The Secretary of the Treasury can defend his or her support for draconian lockdowns by proving to me that such lockdowns are consistent with the science and the laws and that masks are extremely beneficial when worn outdoors in the open air with no one around for tens, if not hundreds of metres. If the Treasury is able to do so, including by providing me with an appropriate cost-benefit test that confirms that there will be
only benefits from lockdowns and no additional (man-made) mental harm, deaths or reduction in lifespan from the lockdowns, then – as I have said repeatedly (in my book and on Channel 9’s Current Affairs program last week) – I will be happy to support the harshest possible restrictions in Victoria. Please do note that the precautionary principle cannot be used as a basis to implement policies that are specifically
prohibited and
rejected by science, e.g. lockdowns and mandatory masks outdoors.
There are many other things I wish to raise with the Secretary but I will not do so due to paucity of time. Instead, I request Treasury officials to read my 29,000-word book and 5,500-word paper presented to the Samuel Griffith Society (
https://sanjeev.sabhlokcity.com/Misc/PAPER FOR GRIFFITH.pdf).
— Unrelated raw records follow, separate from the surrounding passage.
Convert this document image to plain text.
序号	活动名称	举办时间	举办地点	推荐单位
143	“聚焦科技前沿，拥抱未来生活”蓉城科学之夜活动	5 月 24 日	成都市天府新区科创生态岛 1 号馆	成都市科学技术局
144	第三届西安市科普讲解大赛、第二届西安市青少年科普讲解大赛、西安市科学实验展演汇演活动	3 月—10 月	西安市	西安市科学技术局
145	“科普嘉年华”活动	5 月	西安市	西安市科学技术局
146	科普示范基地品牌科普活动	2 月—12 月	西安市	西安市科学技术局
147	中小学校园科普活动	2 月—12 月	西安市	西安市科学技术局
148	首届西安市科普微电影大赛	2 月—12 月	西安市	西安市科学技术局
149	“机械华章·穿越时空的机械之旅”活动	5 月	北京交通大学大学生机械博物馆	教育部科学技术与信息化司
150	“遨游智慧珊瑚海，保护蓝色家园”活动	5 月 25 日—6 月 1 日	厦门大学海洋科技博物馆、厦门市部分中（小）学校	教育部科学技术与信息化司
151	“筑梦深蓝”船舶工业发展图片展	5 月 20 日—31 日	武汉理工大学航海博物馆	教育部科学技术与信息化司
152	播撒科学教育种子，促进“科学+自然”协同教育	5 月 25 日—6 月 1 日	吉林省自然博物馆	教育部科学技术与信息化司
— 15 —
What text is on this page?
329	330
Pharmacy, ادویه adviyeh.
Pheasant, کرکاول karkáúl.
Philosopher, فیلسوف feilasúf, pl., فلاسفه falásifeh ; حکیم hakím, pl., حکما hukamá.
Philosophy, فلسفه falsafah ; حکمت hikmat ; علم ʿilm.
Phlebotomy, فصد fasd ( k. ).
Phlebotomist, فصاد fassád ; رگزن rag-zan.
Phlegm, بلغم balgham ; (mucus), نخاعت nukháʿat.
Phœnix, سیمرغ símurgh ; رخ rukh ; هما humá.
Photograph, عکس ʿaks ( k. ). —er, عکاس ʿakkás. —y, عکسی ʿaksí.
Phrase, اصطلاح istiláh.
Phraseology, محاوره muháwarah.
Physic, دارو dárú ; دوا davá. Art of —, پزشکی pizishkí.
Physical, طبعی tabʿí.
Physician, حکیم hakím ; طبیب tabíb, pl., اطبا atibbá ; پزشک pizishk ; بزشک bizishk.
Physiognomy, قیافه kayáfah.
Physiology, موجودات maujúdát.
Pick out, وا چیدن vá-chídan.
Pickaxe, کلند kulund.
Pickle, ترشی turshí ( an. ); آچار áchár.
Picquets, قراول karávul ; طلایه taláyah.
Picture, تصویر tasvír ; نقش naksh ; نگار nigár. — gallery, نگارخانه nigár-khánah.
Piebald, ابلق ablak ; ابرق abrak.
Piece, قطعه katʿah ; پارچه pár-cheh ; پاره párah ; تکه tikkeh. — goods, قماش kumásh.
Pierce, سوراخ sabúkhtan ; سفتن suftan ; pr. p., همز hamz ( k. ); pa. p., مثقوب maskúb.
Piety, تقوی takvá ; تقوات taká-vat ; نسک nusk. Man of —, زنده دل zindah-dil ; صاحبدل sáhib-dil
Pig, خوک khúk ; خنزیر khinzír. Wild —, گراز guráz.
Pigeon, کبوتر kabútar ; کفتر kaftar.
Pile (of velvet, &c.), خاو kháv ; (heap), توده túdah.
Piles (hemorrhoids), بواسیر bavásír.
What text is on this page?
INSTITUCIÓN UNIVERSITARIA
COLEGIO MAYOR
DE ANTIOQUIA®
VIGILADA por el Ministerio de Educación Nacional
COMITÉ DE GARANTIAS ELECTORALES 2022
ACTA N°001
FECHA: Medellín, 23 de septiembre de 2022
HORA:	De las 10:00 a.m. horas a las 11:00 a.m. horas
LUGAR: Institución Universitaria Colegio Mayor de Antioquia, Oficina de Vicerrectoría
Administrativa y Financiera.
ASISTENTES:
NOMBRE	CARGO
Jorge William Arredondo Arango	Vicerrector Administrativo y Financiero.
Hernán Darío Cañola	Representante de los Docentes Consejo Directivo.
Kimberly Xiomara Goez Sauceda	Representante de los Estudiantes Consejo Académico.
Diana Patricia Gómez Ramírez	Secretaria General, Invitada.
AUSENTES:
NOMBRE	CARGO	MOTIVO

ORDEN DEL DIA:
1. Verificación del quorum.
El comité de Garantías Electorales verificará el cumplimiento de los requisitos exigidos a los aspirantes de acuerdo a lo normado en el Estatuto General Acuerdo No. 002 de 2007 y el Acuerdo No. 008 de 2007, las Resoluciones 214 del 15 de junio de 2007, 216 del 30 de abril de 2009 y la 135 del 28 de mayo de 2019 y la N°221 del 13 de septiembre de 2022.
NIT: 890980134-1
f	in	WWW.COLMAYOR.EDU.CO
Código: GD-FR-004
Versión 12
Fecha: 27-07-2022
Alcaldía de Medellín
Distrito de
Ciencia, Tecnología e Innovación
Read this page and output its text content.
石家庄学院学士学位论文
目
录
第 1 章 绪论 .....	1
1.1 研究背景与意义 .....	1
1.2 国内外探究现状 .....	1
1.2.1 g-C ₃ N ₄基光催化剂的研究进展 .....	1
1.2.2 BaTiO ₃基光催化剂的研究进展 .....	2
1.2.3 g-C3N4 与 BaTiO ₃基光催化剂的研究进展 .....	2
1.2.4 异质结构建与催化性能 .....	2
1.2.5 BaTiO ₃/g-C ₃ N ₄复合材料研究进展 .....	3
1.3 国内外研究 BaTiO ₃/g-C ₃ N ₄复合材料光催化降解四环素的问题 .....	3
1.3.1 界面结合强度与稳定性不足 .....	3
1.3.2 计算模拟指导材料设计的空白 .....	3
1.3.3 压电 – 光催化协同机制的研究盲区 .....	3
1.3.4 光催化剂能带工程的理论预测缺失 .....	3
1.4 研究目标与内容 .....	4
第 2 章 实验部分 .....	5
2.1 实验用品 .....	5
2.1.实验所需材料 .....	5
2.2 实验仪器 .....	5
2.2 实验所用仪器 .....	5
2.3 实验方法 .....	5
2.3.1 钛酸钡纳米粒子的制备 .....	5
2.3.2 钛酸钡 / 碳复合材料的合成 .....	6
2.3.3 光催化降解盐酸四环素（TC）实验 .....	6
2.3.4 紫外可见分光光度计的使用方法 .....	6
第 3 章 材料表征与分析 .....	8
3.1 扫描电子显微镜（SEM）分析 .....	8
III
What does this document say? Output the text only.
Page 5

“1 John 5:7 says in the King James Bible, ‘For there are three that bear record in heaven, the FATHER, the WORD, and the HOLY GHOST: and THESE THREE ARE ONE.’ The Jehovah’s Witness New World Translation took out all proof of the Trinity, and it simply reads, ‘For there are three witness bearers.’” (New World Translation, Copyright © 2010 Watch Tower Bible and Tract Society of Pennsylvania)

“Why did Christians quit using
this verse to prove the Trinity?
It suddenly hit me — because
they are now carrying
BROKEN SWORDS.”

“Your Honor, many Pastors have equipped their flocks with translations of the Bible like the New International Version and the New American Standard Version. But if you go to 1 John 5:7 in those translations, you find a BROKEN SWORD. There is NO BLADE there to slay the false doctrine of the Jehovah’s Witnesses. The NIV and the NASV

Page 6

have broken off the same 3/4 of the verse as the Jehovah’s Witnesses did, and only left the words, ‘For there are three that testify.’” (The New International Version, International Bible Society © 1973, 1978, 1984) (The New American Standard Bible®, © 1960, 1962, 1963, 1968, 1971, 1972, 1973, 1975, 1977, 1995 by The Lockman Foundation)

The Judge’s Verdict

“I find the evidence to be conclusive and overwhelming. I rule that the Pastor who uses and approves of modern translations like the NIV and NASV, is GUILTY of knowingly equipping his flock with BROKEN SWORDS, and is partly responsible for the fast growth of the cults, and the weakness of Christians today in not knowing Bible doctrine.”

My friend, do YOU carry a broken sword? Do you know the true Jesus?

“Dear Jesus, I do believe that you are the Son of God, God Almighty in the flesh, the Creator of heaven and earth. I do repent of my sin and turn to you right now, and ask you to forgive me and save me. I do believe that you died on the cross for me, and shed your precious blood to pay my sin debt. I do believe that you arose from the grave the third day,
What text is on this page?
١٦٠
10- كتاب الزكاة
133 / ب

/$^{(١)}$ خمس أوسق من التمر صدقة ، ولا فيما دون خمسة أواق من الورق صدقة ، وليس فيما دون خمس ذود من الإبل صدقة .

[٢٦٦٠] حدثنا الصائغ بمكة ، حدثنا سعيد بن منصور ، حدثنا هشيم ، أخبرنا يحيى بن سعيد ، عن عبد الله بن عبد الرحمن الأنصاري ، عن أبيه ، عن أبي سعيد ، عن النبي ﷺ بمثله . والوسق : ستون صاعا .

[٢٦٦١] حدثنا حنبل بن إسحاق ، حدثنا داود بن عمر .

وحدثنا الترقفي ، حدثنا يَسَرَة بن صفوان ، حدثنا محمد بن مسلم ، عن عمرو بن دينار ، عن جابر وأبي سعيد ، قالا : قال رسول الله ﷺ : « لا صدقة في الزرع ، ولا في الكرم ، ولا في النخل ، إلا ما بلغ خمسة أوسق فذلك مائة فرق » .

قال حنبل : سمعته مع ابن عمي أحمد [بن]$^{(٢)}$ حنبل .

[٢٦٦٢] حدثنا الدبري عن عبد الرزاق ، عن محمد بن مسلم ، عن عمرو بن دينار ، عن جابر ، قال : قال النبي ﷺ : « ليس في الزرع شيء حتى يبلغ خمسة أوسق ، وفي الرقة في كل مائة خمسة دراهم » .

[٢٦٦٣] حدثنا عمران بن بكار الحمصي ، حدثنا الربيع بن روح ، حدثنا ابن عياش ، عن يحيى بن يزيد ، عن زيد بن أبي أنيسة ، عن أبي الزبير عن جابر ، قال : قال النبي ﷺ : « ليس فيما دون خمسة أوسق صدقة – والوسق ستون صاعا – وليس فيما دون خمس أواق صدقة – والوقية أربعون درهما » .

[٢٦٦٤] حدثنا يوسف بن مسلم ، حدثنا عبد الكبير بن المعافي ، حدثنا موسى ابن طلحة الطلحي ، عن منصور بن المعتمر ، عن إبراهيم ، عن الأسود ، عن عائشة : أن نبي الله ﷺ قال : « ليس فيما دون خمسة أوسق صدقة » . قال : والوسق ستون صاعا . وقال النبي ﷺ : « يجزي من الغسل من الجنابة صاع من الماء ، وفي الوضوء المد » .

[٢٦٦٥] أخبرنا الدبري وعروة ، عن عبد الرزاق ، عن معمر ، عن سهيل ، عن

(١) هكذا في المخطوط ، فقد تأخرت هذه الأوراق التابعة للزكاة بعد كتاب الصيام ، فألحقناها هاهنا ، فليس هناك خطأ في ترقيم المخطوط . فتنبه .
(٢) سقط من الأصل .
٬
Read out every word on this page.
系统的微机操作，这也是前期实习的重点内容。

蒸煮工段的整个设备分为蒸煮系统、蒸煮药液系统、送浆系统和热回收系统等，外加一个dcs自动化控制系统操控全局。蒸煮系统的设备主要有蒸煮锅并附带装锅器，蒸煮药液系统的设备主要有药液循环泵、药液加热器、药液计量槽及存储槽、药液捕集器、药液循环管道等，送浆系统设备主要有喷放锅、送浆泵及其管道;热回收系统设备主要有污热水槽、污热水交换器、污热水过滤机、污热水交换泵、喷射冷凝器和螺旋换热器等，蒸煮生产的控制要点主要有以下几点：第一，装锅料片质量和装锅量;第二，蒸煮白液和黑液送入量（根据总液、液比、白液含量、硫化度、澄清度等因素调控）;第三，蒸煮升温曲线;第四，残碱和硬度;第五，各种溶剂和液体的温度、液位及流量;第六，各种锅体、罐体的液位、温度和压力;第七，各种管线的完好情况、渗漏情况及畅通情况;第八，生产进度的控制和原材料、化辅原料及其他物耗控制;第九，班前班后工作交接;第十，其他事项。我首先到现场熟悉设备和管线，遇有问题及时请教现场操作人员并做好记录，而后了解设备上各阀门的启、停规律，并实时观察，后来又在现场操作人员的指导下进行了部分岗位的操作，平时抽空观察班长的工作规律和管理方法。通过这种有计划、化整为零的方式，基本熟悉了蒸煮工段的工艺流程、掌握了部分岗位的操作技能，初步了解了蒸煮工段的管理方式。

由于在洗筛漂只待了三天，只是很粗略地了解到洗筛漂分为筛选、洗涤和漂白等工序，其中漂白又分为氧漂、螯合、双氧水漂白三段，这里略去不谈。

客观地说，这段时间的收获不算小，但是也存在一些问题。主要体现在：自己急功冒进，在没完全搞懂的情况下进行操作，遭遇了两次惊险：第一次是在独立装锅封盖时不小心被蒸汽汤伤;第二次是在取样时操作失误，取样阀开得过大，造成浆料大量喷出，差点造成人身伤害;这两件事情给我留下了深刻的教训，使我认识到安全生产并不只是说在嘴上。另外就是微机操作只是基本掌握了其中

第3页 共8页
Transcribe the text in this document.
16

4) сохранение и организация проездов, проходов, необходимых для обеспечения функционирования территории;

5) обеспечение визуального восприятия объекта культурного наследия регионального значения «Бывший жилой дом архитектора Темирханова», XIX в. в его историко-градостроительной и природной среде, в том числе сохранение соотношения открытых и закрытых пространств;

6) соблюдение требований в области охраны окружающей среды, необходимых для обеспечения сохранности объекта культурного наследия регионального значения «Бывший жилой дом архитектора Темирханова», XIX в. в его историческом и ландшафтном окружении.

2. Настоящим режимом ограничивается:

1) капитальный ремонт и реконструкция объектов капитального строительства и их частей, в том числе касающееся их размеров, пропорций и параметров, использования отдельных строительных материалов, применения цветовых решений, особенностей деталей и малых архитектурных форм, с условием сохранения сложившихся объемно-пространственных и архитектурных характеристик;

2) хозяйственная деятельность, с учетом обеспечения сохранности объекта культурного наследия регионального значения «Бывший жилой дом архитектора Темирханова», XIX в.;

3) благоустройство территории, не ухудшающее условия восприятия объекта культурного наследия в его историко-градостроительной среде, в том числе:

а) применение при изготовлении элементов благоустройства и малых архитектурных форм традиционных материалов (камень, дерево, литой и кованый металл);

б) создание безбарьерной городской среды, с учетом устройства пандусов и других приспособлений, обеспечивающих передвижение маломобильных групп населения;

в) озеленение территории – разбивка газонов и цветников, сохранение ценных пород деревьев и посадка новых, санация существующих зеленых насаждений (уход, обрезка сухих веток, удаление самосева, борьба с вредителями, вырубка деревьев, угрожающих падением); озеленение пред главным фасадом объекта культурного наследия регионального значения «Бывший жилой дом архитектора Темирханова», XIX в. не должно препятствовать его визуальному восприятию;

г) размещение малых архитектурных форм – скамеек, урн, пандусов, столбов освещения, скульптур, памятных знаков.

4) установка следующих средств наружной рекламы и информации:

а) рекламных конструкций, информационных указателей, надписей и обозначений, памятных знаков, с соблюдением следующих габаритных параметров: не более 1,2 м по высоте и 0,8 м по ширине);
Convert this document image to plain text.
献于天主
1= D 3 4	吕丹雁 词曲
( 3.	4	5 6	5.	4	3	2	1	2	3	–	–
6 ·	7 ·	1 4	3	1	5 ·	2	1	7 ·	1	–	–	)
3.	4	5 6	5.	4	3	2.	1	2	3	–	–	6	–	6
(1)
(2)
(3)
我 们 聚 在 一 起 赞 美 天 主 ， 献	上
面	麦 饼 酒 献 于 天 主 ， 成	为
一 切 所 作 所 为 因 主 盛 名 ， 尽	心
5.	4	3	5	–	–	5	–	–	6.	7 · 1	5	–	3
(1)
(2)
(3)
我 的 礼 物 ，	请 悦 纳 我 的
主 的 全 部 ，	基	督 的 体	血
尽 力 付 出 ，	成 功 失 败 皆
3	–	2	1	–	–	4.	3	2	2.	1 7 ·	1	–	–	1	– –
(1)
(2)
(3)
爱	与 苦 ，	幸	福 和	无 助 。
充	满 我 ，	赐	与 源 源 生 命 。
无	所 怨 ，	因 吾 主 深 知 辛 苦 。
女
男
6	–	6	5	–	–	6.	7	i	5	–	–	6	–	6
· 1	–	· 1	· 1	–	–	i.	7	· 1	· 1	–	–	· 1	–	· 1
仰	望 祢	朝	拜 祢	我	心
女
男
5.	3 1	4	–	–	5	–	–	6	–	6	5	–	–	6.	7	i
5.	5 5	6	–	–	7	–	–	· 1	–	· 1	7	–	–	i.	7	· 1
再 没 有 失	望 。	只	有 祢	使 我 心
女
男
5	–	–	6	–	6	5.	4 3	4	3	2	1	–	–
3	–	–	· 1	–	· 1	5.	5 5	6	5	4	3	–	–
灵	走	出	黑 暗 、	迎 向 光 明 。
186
I do wish to note one thing, though: that by trying to get me to remove my posts against the Police State that Victoria has become, the Secretary of the Treasury (as an institution) indicated his
direct support for police brutalities in Victoria. Please explain why the Secretary of the Treasury believes (and in particular the Executive Director who asked me to remove my criticisms) that it is necessary and beneficial to create a Police State in Victoria and attack the trust between citizens and Victoria Police – and the trust between citizens.
I look forward to the Secretary’s response that is posted on the Treasury’s website and shared with the media across Victoria and Australia. I do not have the resources to keep FOI’ing relevant information, so I request that the Treasury also publish – in the public interest and in the interest of transparency and good governance – all relevant non-Cabinet Ministerial briefs and other correspondence and internal working documents in which the Treasury has advised the Treasurer or the Treasurer’s Private Office on the legality and policy legitimacy or otherwise of the Government’s pandemic policy.